Révalorisation de la pension des 84 000 anciens combattants par la France ! Après cette mesure financière, les politiques, historiens, réalisateurs de cinéma... doivent eux aussi veiller à travers leurs ouvres à rendre hommage aux anciens combattants plutôt que d’éviter d’en faire cas. Sinon cela ressemblerait bien à un oubli ou au mieux à une distorsion de l’histoire.

La France va aligner les pensions des anciens combattants de ses anciennes colonies à celles qui sont versées dans l’hexagone. Cela après 47 ans de gel.
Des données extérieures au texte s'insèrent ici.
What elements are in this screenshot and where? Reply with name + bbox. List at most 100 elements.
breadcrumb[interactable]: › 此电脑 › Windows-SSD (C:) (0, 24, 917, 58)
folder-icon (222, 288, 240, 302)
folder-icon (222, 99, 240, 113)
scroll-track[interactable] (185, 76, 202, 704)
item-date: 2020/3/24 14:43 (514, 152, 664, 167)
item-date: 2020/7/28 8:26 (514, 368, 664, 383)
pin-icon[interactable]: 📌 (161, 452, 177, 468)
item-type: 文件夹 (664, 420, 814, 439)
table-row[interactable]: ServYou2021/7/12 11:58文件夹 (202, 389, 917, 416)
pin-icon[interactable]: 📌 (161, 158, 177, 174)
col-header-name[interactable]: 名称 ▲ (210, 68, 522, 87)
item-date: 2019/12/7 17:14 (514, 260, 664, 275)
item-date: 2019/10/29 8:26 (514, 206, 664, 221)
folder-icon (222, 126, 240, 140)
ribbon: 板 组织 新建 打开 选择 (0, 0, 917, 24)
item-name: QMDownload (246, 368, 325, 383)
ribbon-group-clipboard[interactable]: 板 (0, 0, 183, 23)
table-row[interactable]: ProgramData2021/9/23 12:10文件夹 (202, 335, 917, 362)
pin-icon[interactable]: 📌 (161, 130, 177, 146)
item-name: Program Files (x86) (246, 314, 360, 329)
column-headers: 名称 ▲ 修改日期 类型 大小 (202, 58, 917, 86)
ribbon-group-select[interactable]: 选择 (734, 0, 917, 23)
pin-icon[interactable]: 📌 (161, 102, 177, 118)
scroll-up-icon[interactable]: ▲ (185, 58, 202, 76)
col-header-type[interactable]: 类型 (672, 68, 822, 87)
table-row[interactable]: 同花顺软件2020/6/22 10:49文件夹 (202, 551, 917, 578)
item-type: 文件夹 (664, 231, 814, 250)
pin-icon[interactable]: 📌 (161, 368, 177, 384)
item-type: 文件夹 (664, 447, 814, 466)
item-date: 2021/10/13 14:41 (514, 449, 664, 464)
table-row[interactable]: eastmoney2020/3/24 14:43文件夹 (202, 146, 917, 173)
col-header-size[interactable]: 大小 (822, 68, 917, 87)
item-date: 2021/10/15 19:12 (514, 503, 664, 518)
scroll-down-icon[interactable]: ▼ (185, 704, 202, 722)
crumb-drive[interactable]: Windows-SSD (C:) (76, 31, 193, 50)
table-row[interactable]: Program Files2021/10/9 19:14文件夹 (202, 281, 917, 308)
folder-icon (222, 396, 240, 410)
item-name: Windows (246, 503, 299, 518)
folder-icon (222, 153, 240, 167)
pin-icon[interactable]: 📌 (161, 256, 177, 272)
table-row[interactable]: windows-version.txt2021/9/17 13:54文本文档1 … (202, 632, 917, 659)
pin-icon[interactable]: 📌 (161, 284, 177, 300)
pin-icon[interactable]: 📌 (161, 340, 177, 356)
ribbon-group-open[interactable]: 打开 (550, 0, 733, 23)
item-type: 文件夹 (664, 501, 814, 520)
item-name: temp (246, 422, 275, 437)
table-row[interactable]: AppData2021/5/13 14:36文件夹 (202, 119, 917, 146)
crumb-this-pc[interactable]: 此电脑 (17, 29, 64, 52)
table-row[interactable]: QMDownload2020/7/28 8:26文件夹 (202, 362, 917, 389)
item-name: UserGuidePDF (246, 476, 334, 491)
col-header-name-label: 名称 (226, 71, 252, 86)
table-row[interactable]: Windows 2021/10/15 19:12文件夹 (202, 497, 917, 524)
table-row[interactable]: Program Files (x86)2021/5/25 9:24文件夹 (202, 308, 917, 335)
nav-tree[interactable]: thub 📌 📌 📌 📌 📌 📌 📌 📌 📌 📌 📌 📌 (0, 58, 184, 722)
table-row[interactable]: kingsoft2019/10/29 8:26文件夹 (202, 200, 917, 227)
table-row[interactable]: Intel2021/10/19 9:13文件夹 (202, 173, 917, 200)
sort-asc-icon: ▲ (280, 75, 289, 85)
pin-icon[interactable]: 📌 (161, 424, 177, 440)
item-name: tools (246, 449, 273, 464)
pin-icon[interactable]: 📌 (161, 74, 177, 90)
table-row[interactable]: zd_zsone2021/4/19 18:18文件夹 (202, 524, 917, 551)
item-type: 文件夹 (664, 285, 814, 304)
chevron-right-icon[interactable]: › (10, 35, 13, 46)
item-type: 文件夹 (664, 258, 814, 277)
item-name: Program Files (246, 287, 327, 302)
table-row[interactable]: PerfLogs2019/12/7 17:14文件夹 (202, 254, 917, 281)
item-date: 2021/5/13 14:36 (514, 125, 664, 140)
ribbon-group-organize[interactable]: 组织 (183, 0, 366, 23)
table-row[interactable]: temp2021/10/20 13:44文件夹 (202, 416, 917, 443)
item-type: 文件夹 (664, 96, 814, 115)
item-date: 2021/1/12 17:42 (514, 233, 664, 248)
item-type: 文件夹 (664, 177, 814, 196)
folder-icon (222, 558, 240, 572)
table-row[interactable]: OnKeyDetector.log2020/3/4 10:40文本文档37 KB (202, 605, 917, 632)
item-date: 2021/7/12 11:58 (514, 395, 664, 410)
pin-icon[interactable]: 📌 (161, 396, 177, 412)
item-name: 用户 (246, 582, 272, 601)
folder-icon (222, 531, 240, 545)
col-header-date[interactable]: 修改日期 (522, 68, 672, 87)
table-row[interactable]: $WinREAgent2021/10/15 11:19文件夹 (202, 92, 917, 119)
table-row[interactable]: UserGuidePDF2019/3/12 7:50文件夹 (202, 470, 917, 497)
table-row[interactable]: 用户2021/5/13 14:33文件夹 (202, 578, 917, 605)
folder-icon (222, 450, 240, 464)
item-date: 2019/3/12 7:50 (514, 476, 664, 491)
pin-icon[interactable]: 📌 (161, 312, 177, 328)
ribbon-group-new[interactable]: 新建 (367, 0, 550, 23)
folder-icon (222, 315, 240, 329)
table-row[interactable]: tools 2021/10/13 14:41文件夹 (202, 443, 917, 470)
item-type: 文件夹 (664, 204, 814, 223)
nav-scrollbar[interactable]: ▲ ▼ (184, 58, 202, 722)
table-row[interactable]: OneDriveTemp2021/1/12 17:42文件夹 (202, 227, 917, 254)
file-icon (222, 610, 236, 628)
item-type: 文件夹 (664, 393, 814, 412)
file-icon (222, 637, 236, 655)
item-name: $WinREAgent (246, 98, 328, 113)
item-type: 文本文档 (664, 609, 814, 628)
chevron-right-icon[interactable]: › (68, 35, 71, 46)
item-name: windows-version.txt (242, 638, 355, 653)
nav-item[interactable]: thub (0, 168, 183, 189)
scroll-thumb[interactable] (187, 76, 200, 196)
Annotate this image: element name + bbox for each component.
Cette revalorisation coûtera 110 millions d’euros au budget français par an et sera introduite par amendement gouvernemental au projet de loi de finances 2007 de la France.

Les anciens tirailleurs sénégalais et ceux d’Indochine...sont aujourd’hui partagés entre la joie d’une justice rétablie et l’angoisse de ne pas en jouir.
Les moins âgés ont maintenant autour de 60 ans et si l’on tient compte de l’espérance de vie en Afrique, il y a lieu de comprendre le temps qui leur reste à vivre. Le poids de l’injustice, ils l’ont supporté jour après jour et ce, depuis 1959 quand les pensions ont été « cristallisées » par décision du gouvernement de Charles de Gaulle après la décolonisation.
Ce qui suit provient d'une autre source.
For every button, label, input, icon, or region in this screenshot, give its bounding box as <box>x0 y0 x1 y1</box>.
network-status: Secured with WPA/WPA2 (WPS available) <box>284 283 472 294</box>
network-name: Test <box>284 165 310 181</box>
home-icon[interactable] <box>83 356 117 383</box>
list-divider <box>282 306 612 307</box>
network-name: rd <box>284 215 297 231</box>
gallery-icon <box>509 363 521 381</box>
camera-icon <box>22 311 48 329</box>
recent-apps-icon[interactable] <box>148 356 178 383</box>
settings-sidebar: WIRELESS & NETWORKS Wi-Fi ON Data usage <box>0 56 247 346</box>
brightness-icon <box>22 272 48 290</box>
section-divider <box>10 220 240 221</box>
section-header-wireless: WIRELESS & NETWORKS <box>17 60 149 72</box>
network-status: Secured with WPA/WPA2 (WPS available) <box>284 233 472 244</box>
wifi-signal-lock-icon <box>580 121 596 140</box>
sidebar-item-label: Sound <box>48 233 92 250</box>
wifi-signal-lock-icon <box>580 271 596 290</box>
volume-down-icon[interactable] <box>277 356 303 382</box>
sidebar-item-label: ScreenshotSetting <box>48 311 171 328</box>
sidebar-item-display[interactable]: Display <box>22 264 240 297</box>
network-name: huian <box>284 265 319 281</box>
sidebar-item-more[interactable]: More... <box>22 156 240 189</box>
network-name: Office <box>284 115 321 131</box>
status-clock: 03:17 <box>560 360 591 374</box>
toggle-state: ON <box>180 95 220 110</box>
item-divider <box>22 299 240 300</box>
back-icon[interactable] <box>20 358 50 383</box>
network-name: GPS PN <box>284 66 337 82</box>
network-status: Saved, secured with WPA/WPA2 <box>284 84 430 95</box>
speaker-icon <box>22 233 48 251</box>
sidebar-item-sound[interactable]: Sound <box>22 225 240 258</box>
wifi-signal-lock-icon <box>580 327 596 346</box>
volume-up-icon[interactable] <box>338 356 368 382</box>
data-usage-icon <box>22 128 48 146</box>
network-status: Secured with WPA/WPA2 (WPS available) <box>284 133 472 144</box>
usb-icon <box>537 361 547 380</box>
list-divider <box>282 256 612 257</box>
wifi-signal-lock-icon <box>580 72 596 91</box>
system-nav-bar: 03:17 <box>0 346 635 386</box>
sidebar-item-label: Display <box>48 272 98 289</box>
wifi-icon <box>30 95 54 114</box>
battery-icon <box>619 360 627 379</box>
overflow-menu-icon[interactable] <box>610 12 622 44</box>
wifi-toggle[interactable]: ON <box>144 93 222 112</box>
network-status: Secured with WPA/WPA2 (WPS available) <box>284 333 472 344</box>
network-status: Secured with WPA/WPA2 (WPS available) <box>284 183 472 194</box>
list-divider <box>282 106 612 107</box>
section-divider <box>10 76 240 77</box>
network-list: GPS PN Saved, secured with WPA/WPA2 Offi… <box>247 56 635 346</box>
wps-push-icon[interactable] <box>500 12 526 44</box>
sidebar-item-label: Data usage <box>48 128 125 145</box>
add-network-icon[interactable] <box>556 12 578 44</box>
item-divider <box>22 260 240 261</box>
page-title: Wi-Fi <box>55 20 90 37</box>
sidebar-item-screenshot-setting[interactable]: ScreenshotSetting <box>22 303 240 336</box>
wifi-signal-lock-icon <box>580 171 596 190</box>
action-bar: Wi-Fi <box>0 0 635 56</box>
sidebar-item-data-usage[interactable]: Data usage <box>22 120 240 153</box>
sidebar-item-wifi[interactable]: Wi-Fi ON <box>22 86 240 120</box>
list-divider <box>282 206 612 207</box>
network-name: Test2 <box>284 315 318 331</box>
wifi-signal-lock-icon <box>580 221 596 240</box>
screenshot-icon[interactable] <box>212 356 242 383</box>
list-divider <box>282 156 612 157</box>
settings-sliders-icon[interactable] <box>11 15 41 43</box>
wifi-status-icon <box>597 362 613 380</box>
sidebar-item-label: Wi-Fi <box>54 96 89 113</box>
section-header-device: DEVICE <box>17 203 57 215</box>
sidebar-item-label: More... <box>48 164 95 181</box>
Les combattants autrefois français sur le champ de bataille et qui prenaient l’assaut au même titre que leurs frères d’armes de la métropole ont de ce fait « perdu » leur nationalité française. Ainsi, les vétérans d’Afrique et d’Asie touchaient 30% des sommes versées à leurs frères d’armes français, d’autant plus que la pension actuelle est calculée en fonction du niveau de vie du pays d’origine. Par conséquent, beaucoup d’anciens combattants surtout en Afrique croupissent sous le poids de la galère et d’autres en sont morts, la France dans le cour, la médaille en guise de consolation et la maigre pension comme le prix de la trahison. Et cela se « justifie ».
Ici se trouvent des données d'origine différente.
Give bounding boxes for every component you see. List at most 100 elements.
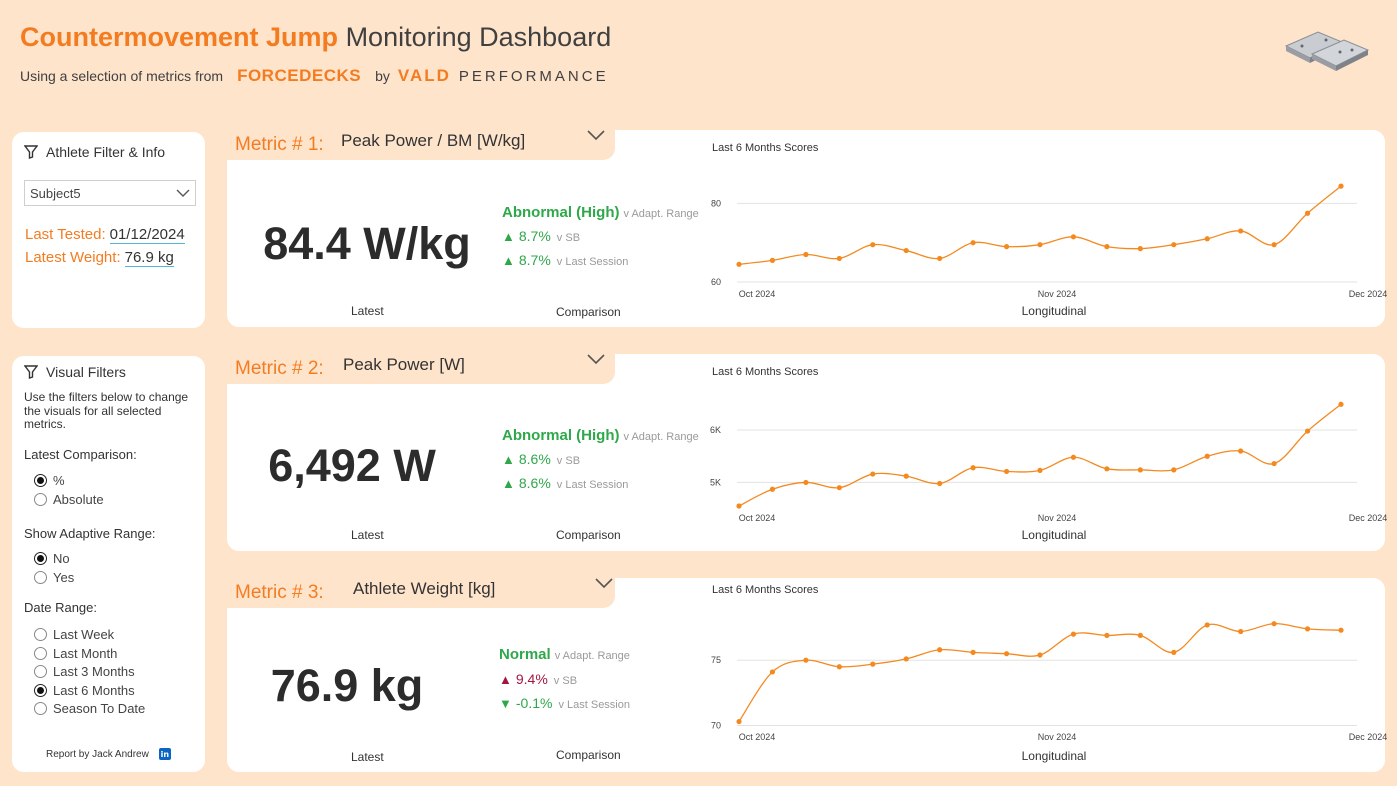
report-credit: Report by Jack Andrew in (46, 748, 171, 760)
radio-adaptive-yes[interactable]: Yes (34, 570, 74, 585)
data-point (769, 486, 776, 492)
data-point (1104, 466, 1110, 472)
visual-filters-panel: Visual Filters Use the filters below to … (12, 356, 205, 772)
x-tick-label: Oct 2024 (739, 732, 776, 742)
data-point (1304, 428, 1311, 434)
data-point (870, 661, 876, 667)
page-subtitle: Using a selection of metrics from FORCED… (20, 66, 609, 86)
page-title: Countermovement Jump Monitoring Dashboar… (20, 20, 611, 54)
brand-by: by (375, 68, 390, 84)
vald-logo: VALD (397, 66, 451, 85)
latest-weight-label: Latest Weight: (25, 249, 121, 266)
visual-filters-label: Visual Filters (46, 364, 126, 380)
data-point (970, 649, 976, 655)
y-tick-label: 60 (711, 277, 721, 287)
report-header: Countermovement Jump Monitoring Dashboar… (20, 20, 611, 85)
data-point (1137, 467, 1143, 473)
radio-date-season-to-date[interactable]: Season To Date (34, 701, 145, 716)
adaptive-range-label: Show Adaptive Range: (24, 526, 156, 541)
visual-filters-description: Use the filters below to change the visu… (24, 390, 189, 431)
status-badge: Abnormal (High) v Adapt. Range (502, 204, 699, 221)
status-badge: Normal v Adapt. Range (499, 646, 630, 663)
latest-value: 76.9 kg (270, 660, 424, 711)
x-tick-label: Dec 2024 (1349, 513, 1388, 523)
radio-date-last-6-months[interactable]: Last 6 Months (34, 683, 135, 698)
x-axis-label: Longitudinal (1022, 528, 1087, 542)
comparison-sb: ▲ 8.6% v SB (502, 451, 580, 467)
up-arrow-icon: ▲ (502, 452, 515, 467)
comparison-last: ▲ 8.7% v Last Session (502, 252, 628, 268)
radio-date-last-month[interactable]: Last Month (34, 646, 117, 661)
y-tick-label: 75 (711, 655, 721, 665)
series-line (738, 403, 1342, 507)
radio-comparison-absolute[interactable]: Absolute (34, 492, 104, 507)
latest-comparison-label: Latest Comparison: (24, 447, 137, 462)
radio-label: Absolute (53, 492, 104, 507)
latest-weight-value: 76.9 kg (124, 249, 174, 267)
data-point (870, 242, 876, 248)
athlete-filter-title: Athlete Filter & Info (24, 144, 165, 160)
last-tested-label: Last Tested: (25, 226, 106, 243)
chart-title: Last 6 Months Scores (712, 142, 819, 154)
data-point (937, 255, 943, 262)
chart-title: Last 6 Months Scores (712, 366, 819, 378)
metric-label: Metric # 3: (235, 582, 324, 603)
latest-caption: Latest (351, 528, 384, 542)
comparison-caption: Comparison (556, 305, 621, 319)
credit-text: Report by Jack Andrew (46, 748, 149, 760)
series-line (738, 185, 1342, 265)
radio-label: Last Month (53, 646, 118, 661)
line-chart-2: 5K 6K Oct 2024 Nov 2024 Dec 2024 Longitudinal (710, 401, 1387, 542)
metric-name-dropdown[interactable]: Peak Power [W] (343, 355, 465, 375)
status-text: Normal (499, 646, 551, 663)
metric-name-dropdown[interactable]: Athlete Weight [kg] (353, 579, 495, 599)
radio-comparison-percent[interactable]: % (34, 473, 65, 488)
data-point (1338, 401, 1344, 407)
chevron-down-icon[interactable] (587, 130, 605, 142)
data-point (903, 473, 909, 479)
data-point (1171, 649, 1177, 655)
radio-date-last-week[interactable]: Last Week (34, 627, 114, 642)
data-point (1104, 632, 1110, 639)
comparison-sb-label: v SB (556, 455, 581, 467)
x-tick-label: Nov 2024 (1038, 513, 1077, 523)
comparison-sb-value: 9.4% (515, 671, 548, 687)
data-point (1238, 448, 1244, 454)
x-tick-label: Oct 2024 (739, 289, 776, 299)
filter-icon (24, 145, 38, 159)
metric-label: Metric # 2: (235, 358, 324, 379)
comparison-last-label: v Last Session (558, 699, 630, 711)
radio-label: Season To Date (53, 701, 146, 716)
linkedin-icon[interactable]: in (158, 748, 171, 760)
comparison-last-label: v Last Session (556, 256, 629, 268)
data-point (803, 251, 809, 258)
radio-label: Yes (53, 570, 75, 585)
chevron-down-icon[interactable] (595, 578, 613, 590)
radio-label: Last 3 Months (53, 664, 135, 679)
data-point (1171, 467, 1177, 473)
metric-card-1: Metric # 1: Peak Power / BM [W/kg] 84.4 … (225, 120, 1388, 327)
force-plates-icon (1284, 31, 1370, 71)
radio-label: Last Week (53, 627, 115, 642)
status-text: Abnormal (High) (502, 204, 620, 221)
data-point (1137, 632, 1143, 639)
radio-label: % (53, 473, 65, 488)
chevron-down-icon[interactable] (587, 354, 605, 366)
data-point (970, 240, 976, 246)
radio-dot (34, 647, 47, 660)
latest-weight-line: Latest Weight: 76.9 kg (25, 249, 174, 267)
x-tick-label: Nov 2024 (1038, 289, 1077, 299)
data-point (1070, 631, 1077, 637)
data-point (1204, 453, 1210, 459)
y-tick-label: 6K (710, 425, 721, 435)
radio-adaptive-no[interactable]: No (34, 551, 70, 566)
athlete-select-value: Subject5 (30, 185, 81, 201)
radio-date-last-3-months[interactable]: Last 3 Months (34, 664, 135, 679)
data-point (937, 647, 943, 653)
metric-name-dropdown[interactable]: Peak Power / BM [W/kg] (341, 131, 525, 151)
x-tick-label: Dec 2024 (1349, 289, 1388, 299)
radio-dot (34, 571, 47, 584)
subtitle-text: Using a selection of metrics from (20, 68, 224, 84)
athlete-select[interactable]: Subject5 (24, 180, 196, 206)
filter-icon (24, 365, 38, 379)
Car comme l’a si bien dit un ancien combattant, « l’assaut a été donné pour tous ; en ce moment, il n’y avait ni noir, ni jaune, ni blanc, il s’agissait de la liberté de la France ». Même si pour le président français « cette revalorisation, la France la doit à ces hommes qui ont payé le prix du sang et à leurs enfants et petits - enfants dont beaucoup sont français », le Premier ministre français a raison de déclarer que cette reconnaissance, l’Etat français a trop tardé à l’exprimer concrètement. Même si un rattrapage de 47 ans d’inégalité n’est cependant pas d’actualité, il y a lieu de saluer la réparation de l’injustice d’un gaulliste réparé par un autre gaulliste.

Cette mesure coïncide avec la sortie en France du film « Indigènes » qui aborde le rôle des soldats maghrébins engagés dans l’armée française durant la seconde guerre mondiale. Bien d’autres films du genre ont vu le jour pour attirer l’attention du monde soit sur la contribution des anciens combattants à la libération de la France ou sur la misère de ces derniers.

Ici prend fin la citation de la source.